Una sociedad necesita graduados universitarios, pero también requiere de expertos técnicos que tengan la capacidad de aportar propuestas prácticas para la resolución de los desafí­os que se presentan diariamente.

La universidad, como institución, tiene como principal propósito la generación de conocimiento, innovación que pueda no solo marcar los grandes objetivos que debe pretender alcanzar el paí­s, sino también trazar el mejor camino para alcanzarlos.

El universitario debe tener, en consecuencia, ansia irrefrenable por saber, por aprender. El profesor, que ya ha llegado a un nivel de conocimiento (aunque nunca suficiente y siempre en constante expansión) debe desear compartir sus ideas con los estudiantes, quienes, por su parte, deben querer absorber ese caudal de pensamiento crí­tico e independiente.

No es, por lo tanto, entendible que haya universitarios que puedan aburrirse en una universidad.

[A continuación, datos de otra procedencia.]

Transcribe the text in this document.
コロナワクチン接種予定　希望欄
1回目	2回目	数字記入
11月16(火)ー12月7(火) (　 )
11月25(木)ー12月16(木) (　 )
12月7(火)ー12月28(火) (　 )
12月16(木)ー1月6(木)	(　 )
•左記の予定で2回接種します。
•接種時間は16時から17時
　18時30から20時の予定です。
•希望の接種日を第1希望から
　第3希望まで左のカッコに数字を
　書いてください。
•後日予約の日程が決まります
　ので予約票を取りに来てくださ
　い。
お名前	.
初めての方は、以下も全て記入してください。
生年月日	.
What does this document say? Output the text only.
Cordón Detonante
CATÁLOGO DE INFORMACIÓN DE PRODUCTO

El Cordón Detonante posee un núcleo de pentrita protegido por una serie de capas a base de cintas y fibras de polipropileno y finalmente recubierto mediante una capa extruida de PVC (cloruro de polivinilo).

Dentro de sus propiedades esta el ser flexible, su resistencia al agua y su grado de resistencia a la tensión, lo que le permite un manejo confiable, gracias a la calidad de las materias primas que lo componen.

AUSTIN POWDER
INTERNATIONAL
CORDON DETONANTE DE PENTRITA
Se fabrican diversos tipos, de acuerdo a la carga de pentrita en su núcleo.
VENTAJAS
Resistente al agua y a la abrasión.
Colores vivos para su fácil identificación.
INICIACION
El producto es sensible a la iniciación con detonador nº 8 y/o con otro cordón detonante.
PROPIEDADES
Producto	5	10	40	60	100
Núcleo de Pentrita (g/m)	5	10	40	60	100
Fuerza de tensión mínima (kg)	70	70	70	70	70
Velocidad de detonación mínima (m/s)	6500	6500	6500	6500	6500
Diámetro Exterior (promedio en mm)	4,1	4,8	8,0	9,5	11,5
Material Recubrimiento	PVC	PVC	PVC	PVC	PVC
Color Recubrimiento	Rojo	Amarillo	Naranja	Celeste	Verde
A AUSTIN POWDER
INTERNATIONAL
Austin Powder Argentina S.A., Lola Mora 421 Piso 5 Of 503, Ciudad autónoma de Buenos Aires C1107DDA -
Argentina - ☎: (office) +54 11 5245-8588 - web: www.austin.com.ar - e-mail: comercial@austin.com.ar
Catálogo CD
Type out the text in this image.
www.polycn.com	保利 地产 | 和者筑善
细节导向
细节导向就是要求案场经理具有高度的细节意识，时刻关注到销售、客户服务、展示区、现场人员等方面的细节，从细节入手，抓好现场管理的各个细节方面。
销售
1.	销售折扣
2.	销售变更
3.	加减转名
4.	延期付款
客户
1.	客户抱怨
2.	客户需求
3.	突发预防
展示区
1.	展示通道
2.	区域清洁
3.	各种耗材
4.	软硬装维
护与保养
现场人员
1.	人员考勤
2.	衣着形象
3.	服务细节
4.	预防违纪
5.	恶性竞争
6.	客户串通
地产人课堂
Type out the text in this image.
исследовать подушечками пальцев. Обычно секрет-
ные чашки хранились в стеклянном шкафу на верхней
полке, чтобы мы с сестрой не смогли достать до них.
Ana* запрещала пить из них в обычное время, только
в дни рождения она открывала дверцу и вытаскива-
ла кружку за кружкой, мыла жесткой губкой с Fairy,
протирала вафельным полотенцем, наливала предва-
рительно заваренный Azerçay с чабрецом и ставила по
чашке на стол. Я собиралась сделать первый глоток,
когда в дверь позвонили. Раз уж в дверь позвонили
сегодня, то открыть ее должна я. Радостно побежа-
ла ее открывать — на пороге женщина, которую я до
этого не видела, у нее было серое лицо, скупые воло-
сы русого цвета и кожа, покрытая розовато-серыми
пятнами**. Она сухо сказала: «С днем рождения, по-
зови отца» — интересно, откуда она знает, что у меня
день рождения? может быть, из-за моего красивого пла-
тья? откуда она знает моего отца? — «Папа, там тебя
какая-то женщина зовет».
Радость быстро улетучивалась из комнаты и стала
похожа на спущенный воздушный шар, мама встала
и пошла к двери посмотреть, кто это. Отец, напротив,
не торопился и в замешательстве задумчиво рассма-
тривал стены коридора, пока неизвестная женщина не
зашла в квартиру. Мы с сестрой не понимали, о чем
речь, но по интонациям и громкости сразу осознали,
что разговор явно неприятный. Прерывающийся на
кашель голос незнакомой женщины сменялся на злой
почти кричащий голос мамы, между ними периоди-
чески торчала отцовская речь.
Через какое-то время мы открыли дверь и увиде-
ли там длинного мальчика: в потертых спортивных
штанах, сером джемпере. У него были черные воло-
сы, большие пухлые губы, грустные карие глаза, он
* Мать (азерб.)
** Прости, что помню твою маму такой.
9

No se puede comprender que haya universitarios que rehúyan el saber, que cuestionen a los profesores que exijan cumplir con asignaciones o que indican una gran variedad de lecturas que se deben realizar.

Mucho menos se puede comprender que haya universitarios que se opongan al debate de ideas, que no sepan (o no quieran) escuchar los argumentos del otro, o que se empeñen en creerse en la cúspide de la pirámide.

No hay justificación para un universitario que se duerma en el pupitre, que no mantenga la atención en la clase y no inquiera al profesor con constantes y enriquecedoras preguntas, que ahonden sobre los temas. Imposible explicar a aquel que prefiera abandonar el aula para quedarse suspendido en la nada que significa arrimarse en la silla de un jardí­n o de un cafetí­n y simplemente ver las horas pasar.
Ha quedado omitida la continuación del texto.